James Grundler, who is in the market for a new car, is of a shrinking number of buyers who was shopping for a car on Wednesday.
"We looked at the SUVs and the larger vehicles and you keep seeing the gas prices go up and it sways your opinion of what kind of vehicle you are going to buy," said Grundler.
Even as car makers earnings head south, car sales are up near seven percent from this time last year. The trouble is with truck sales.
The problem for companies like Ford, is that trucks make up 60 to 75 percent of their sales, which goes along way in explaining why the dealership lots are full of SUVs.
"We would normally have around 400 of our pickup trucks, today I have 750," said president of Galpin Ford, Bert Boeckmann.
General Motors sales are off 18 percent from this time last year. Ford is down 28 percent and Chrysler sales are off by 36 percent.

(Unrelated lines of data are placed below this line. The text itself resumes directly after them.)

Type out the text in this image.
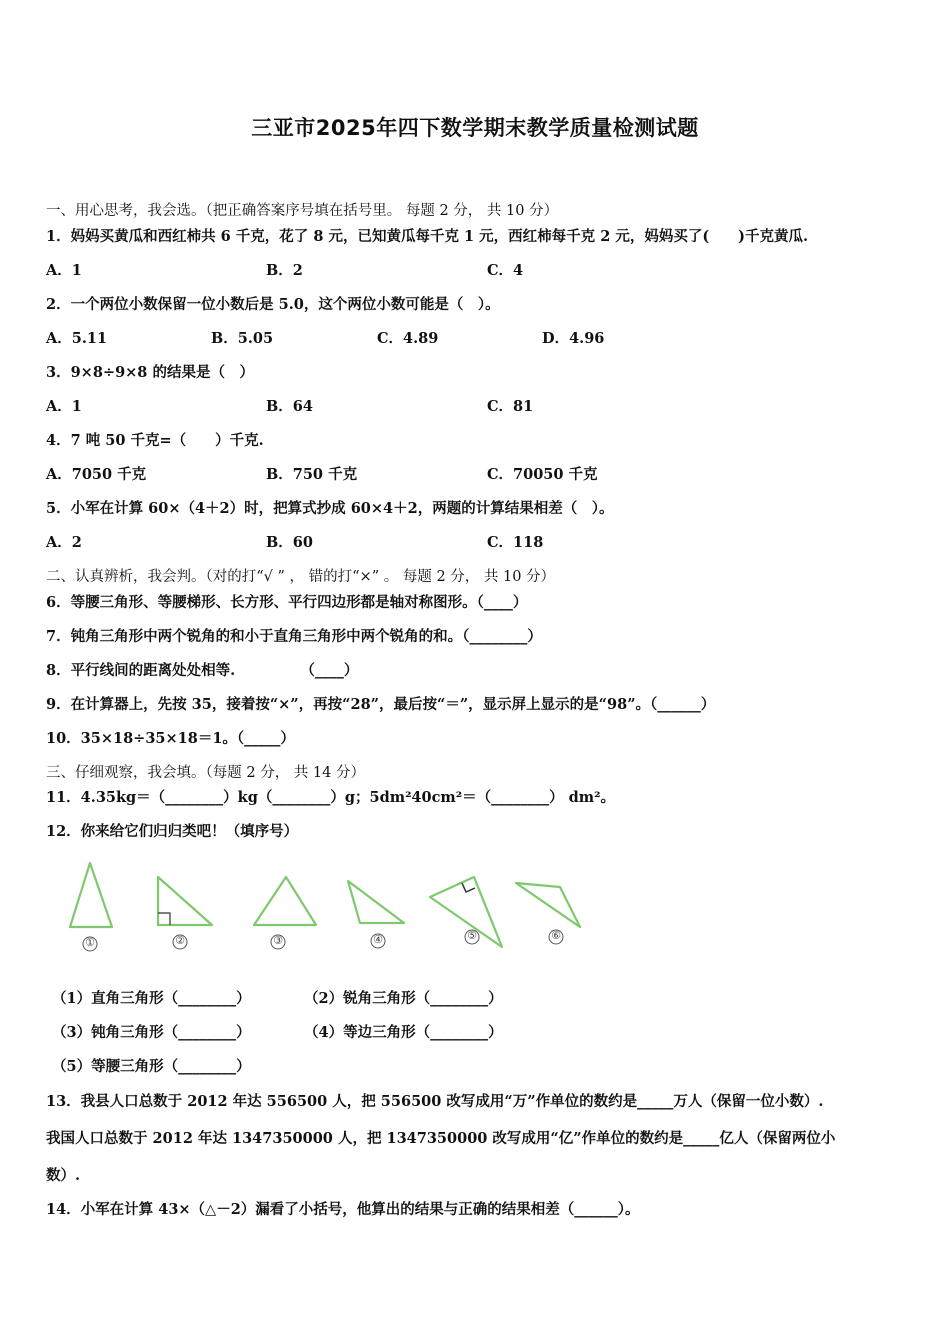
三亚市2025年四下数学期末教学质量检测试题
一、用心思考，我会选。（把正确答案序号填在括号里。 每题 2 分， 共 10 分）
1．妈妈买黄瓜和西红柿共 6 千克，花了 8 元，已知黄瓜每千克 1 元，西红柿每千克 2 元，妈妈买了(　　)千克黄瓜.
A．1	B．2	C．4
2．一个两位小数保留一位小数后是 5.0，这个两位小数可能是（　）。
A．5.11	B．5.05	C．4.89	D．4.96
3．9×8÷9×8 的结果是（　）
A．1	B．64	C．81
4．7 吨 50 千克=（　　）千克.
A．7050 千克	B．750 千克	C．70050 千克
5．小军在计算 60×（4＋2）时，把算式抄成 60×4＋2，两题的计算结果相差（　）。
A．2	B．60	C．118
二、认真辨析，我会判。（对的打“√ ” ， 错的打“×” 。 每题 2 分， 共 10 分）
6．等腰三角形、等腰梯形、长方形、平行四边形都是轴对称图形。（____）
7．钝角三角形中两个锐角的和小于直角三角形中两个锐角的和。（________）
8．平行线间的距离处处相等.　　　　　（____）
9．在计算器上，先按 35，接着按“×”，再按“28”，最后按“＝”，显示屏上显示的是“98”。（______）
10．35×18÷35×18＝1。（_____）
三、仔细观察，我会填。（每题 2 分， 共 14 分）
11．4.35kg＝（________）kg（________）g；5dm²40cm²＝（________） dm²。
12．你来给它们归归类吧！（填序号）
①	②	③	④	⑤	⑥
（1）直角三角形（________）	（2）锐角三角形（________）
（3）钝角三角形（________）	（4）等边三角形（________）
（5）等腰三角形（________）
13．我县人口总数于 2012 年达 556500 人，把 556500 改写成用“万”作单位的数约是_____万人（保留一位小数）.
我国人口总数于 2012 年达 1347350000 人，把 1347350000 改写成用“亿”作单位的数约是_____亿人（保留两位小
数）.
14．小军在计算 43×（△－2）漏看了小括号，他算出的结果与正确的结果相差（______）。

"Consumers are watching gas prices go up. They are watching food prices go up. They are uncertain about the economy. So if you don't need a car you don't go out and buy one unless you get a fuel efficient vehicle," said Jack Kyser from L.A. Economic Development Corp.
With demand low and volume high dealerships are now virtually giving away trucks and SUVs.
"If a person wanted to buy a truck now is the time to do it, because I really got great prices," said Boeckmann.
A hard sell with more and more consumers hitting the breaks.